Our third day in Batanes Islands started early. We woke-up at 05:00 AM as we were told by Kuya Bhong that we would leave the lodge at 05:45 AM en route to the town of Ivana. Around that time hence, Kiel fetched us up from the lodge and we started our early morning journey along the scenic roads of Batanes.

Early morning scene from our cogon trike service.
During the conquest of Batanes in 1783 under Governor General Jose Basco which eventually granted him the title primer conde de la conquista de las islas Batanes, the Spanish forces did not directly land on what would eventually become the town of Basco. Their first touchdown was in what would eventually become the town of Ivana. Ivana was hence considered as the second most important settlement in Batanes, next to the capital town of Basco, given its maritime location which offers an ideal port location. That port was where we were headed to.
After around 35 minutes on the road, we caught sight of the Radiwan Port of Ivana. He parked the cogon trike on the entrance leading to the port which is right across St. Joseph the Worker Parish, the parochial church of Ivana.

The Church of Ivana.
Established in 1787 with the stone church completed in 1795, the church was originally intended to serve the people of Ivana, Uyugan and Sabtang when the inhabitants of Sabtang Island were forcibly relocated to Ivana. In 1844, the church was renovated to shorten the nave when the people of Sabtang were finally allowed to return to the island.
We did not have the luxury of time to visit the church, but the reason why we were in the port was to follow the journey of those who returned to their island back in 1844. We were going to Sabtang.

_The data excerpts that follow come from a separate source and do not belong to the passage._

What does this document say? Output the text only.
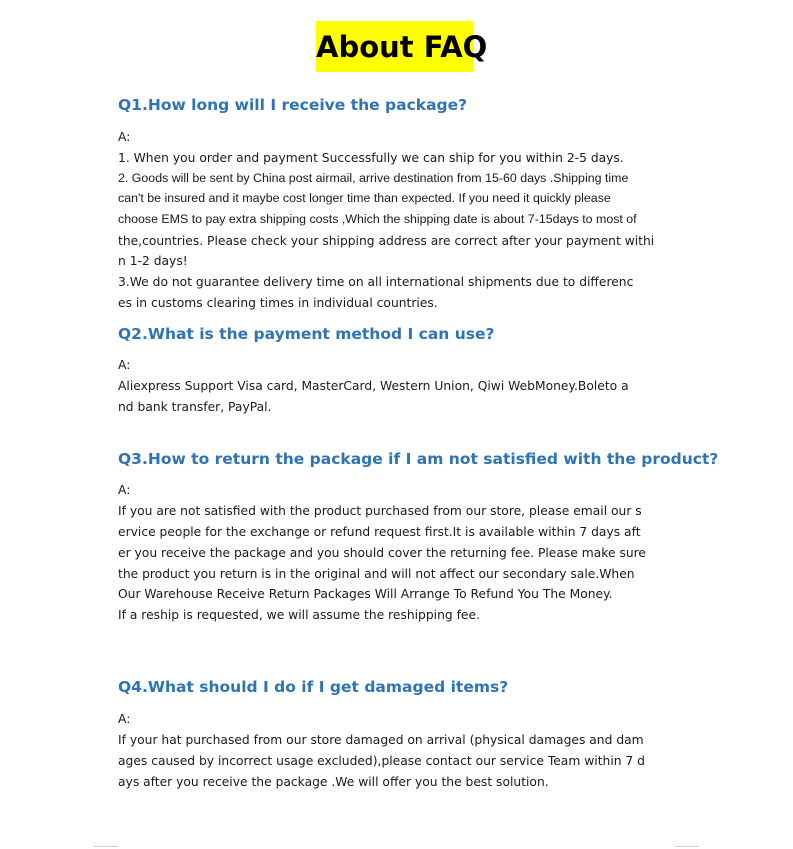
About FAQ
Q1.How long will I receive the package?
A:
1. When you order and payment Successfully we can ship for you within 2-5 days.
2. Goods will be sent by China post airmail, arrive destination from 15-60 days .Shipping time
can't be insured and it maybe cost longer time than expected. If you need it quickly please
choose EMS to pay extra shipping costs ,Which the shipping date is about 7-15days to most of
the,countries. Please check your shipping address are correct after your payment withi
n 1-2 days!
3.We do not guarantee delivery time on all international shipments due to differenc
es in customs clearing times in individual countries.
Q2.What is the payment method I can use?
A:
Aliexpress Support Visa card, MasterCard, Western Union, Qiwi WebMoney.Boleto a
nd bank transfer, PayPal.
Q3.How to return the package if I am not satisfied with the product?
A:
If you are not satisfied with the product purchased from our store, please email our s
ervice people for the exchange or refund request first.It is available within 7 days aft
er you receive the package and you should cover the returning fee. Please make sure
the product you return is in the original and will not affect our secondary sale.When
Our Warehouse Receive Return Packages Will Arrange To Refund You The Money.
If a reship is requested, we will assume the reshipping fee.
Q4.What should I do if I get damaged items?
A:
If your hat purchased from our store damaged on arrival (physical damages and dam
ages caused by incorrect usage excluded),please contact our service Team within 7 d
ays after you receive the package .We will offer you the best solution.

Ivana Port and Lighthouse.
Kiel introduced us to Ate Edna Cano who will be our guide in Sabtang. We also saw Kuya Bhong and Kuya Joaquin in the port and they told us that for the island tour, they were assigned to accompany other tourists.
For the past two days, it was as if we got the islands all to ourselves. We knew there were other tourists in the island, but our guides from Naidi Hills timed our tour perfectly such that it would just be us in any given time. The scene in the port though gave us an idea how many tourists were there on that particular day going to Sabtang.






A preview of our destination: Sabtang Island from Ivana.
The crowd was not incidental. We learned that there are only two boat trips to Sabtang each day. One trip brings supplies to the residents and another one carries tourist passengers. It is for that reason that all tours to Sabtang are scheduled with the same timeslot to take advantage of the boat trip schedule.
The boat that would ferry us to Sabtang is locally called falua and is traditional to the Ivatan. Unlike typical boats, the falua doesn’t have an outrigger which makes it easier for the vessel to navigate through the rough waves of Batanes seas.
After the necessary registration at the port which was handled by our guide, we boarded the falua together with the rest of the tourists who were scheduled with us.






After 30 minutes, we finally made it to the port of Sabtang.





Ate Edna then approached us then accompanied us to our cogon trike service in Sabtang. Despite the number of tourists that was with us in the boat, we would still take our journey on our own. The only condition is that everyone must be back by noon, just in time for the boat’s return trip to Batan Island.

It was 07:45 AM when we left the port to head to our first destination. It was still early, and it was as if the swarm of tourists disturbed the otherwise peaceful island of Sabtang. I think the natives are used to that already though.

Welcome Arch to Barangay Malakdang, which also serves as the town’s poblacion.
Our Sabtang adventure has started. At that point, I had no idea yet that there was a different kind of adventure brewing inside my mind. Not a good one.